Obituary Note: Richard N. Bolles

Richard N. Bolles, "a former Harvard physics major, Episcopal minister and career counselor whose own twisting vocational path led to his writing What Color Is Your Parachute?--the most popular job-hunter's manual of the 1970s and beyond," died March 31, the New York Times reported. He was 90. Bolles self-published the first edition of his manual in 1970 "as a photocopied how-to booklet for unemployed Protestant ministers. In 1972, he rewrote it to appeal to a wider audience and found an independent publisher in Ten Speed Press (now part of Crown Publishing Group), which "was willing to print small batches so that it could be frequently updated."

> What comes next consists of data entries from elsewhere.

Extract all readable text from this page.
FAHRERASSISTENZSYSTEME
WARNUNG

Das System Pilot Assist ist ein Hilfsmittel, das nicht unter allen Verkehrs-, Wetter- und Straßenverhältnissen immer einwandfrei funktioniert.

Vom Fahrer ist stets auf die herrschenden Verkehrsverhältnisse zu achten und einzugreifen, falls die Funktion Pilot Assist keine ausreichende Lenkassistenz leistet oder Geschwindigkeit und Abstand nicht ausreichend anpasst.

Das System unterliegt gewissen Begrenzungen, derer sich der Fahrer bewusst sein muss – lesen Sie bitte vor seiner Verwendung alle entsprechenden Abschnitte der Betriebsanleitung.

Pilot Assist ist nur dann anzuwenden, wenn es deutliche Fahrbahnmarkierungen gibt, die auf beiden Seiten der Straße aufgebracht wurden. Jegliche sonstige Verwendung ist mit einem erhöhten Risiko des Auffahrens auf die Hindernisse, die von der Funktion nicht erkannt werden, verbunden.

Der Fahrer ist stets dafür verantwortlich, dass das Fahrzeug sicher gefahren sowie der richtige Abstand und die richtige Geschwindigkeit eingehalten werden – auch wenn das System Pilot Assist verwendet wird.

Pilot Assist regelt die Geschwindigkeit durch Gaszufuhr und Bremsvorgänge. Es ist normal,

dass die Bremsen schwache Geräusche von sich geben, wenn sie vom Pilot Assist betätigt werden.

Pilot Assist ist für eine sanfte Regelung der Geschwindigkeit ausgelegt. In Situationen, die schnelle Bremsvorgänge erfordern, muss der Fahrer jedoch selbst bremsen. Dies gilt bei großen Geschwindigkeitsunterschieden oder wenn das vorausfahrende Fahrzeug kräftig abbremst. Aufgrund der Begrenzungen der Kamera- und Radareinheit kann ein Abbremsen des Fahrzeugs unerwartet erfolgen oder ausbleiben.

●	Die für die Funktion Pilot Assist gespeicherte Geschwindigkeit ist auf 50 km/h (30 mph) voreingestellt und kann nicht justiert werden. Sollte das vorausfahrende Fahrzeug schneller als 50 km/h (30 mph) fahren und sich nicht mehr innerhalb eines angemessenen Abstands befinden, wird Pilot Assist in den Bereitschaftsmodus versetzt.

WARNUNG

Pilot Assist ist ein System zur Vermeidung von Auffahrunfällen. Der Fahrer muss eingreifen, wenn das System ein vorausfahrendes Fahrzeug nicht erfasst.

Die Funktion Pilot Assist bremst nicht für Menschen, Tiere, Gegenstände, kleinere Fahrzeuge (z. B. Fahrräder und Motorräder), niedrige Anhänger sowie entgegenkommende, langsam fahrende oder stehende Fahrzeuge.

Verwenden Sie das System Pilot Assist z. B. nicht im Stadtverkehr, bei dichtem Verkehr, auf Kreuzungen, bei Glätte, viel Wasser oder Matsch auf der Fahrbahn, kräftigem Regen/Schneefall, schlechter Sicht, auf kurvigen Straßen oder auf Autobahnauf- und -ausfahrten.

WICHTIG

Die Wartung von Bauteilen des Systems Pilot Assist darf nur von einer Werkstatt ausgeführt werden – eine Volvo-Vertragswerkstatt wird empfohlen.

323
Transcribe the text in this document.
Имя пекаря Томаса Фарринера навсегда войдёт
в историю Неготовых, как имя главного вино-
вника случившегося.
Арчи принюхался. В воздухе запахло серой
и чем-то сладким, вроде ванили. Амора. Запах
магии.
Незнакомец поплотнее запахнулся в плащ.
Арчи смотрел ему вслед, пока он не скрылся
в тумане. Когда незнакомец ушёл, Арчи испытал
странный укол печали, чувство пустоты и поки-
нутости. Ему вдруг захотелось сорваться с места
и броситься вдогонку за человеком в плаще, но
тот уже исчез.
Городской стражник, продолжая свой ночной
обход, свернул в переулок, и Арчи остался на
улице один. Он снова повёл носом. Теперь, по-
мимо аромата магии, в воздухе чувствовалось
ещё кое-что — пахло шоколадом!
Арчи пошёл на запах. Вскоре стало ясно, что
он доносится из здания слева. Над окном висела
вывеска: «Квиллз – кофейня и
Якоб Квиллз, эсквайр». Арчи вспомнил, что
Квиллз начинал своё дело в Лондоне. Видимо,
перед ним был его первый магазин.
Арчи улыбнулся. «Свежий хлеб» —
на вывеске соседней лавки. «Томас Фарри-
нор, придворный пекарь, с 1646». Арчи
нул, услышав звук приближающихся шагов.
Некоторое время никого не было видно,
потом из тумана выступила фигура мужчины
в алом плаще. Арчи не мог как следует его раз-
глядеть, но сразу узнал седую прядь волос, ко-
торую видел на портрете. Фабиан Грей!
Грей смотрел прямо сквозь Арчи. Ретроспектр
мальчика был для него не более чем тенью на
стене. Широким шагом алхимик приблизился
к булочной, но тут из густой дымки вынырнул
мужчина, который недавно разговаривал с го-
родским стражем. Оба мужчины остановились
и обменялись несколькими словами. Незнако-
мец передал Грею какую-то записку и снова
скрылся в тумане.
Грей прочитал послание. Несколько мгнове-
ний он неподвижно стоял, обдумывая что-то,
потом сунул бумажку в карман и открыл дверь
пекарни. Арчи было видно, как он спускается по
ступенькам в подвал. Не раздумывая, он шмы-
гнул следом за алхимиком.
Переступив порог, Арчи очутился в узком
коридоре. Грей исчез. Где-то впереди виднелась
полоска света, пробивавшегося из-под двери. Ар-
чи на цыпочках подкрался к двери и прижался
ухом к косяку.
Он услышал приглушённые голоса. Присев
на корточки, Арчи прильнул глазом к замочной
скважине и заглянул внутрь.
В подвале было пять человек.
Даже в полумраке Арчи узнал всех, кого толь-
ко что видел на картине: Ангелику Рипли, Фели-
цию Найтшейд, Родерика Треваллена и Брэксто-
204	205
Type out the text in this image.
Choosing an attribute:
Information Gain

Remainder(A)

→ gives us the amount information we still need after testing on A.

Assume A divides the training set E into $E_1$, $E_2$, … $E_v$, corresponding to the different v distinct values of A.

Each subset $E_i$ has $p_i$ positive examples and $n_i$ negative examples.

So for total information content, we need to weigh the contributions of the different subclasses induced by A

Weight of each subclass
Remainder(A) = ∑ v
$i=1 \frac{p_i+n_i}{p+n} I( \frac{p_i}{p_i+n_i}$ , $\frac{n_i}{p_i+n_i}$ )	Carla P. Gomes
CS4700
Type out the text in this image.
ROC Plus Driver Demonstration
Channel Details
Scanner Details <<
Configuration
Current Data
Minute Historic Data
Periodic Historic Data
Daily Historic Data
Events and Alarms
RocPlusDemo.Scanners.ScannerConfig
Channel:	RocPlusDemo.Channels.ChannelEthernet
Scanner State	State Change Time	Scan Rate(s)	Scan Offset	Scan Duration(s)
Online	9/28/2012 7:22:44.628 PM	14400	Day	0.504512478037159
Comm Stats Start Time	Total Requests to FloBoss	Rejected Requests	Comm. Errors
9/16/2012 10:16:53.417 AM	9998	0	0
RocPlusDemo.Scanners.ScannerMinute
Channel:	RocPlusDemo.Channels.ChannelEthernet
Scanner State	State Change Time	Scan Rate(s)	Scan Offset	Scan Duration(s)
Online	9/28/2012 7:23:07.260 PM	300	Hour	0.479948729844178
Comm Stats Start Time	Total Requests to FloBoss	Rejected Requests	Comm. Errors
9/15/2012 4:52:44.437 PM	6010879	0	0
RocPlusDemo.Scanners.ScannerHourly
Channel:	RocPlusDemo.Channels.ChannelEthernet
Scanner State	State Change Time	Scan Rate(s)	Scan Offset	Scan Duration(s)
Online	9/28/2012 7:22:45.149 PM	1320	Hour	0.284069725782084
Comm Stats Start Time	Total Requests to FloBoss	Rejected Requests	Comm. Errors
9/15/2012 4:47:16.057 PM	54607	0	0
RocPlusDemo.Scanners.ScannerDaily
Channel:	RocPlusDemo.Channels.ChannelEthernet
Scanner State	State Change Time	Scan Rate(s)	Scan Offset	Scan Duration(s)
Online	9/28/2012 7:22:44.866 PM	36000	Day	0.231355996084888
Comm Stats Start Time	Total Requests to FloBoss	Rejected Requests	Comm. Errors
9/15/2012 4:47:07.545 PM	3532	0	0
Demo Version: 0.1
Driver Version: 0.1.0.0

Since then, Parachute has sold more than 10 million copies worldwide and has never been out of print. In 1979, the book hit the New York Times bestseller list, where it remained for more than a decade, returning intermittently for years afterward. In 1995, the Library of Congress including the book, along with Dale Carnegie's How to Win Friends and Influence People and the The Autobiography of Benjamin Franklin, in its list of "25 Books That Have Shaped Readers' Lives."

"I was just trying to help people be better prepared than I was when I was fired and started looking for a job," Bolles said in a 2014 interview with the Times, adding that he hoped his franchise--which includes titles like What Color Is Your Parachute? for Teens; What Color Is Your Parachute? Job-Hunter's Workbook; and What Color Is Your Parachute? for Retirement--would continue after his death and that his son Gary had asked him about updating future editions. "I told him to make sure to find people who were funny, have a lightheartedness about them. When you are out of work and on the ropes, that is so important."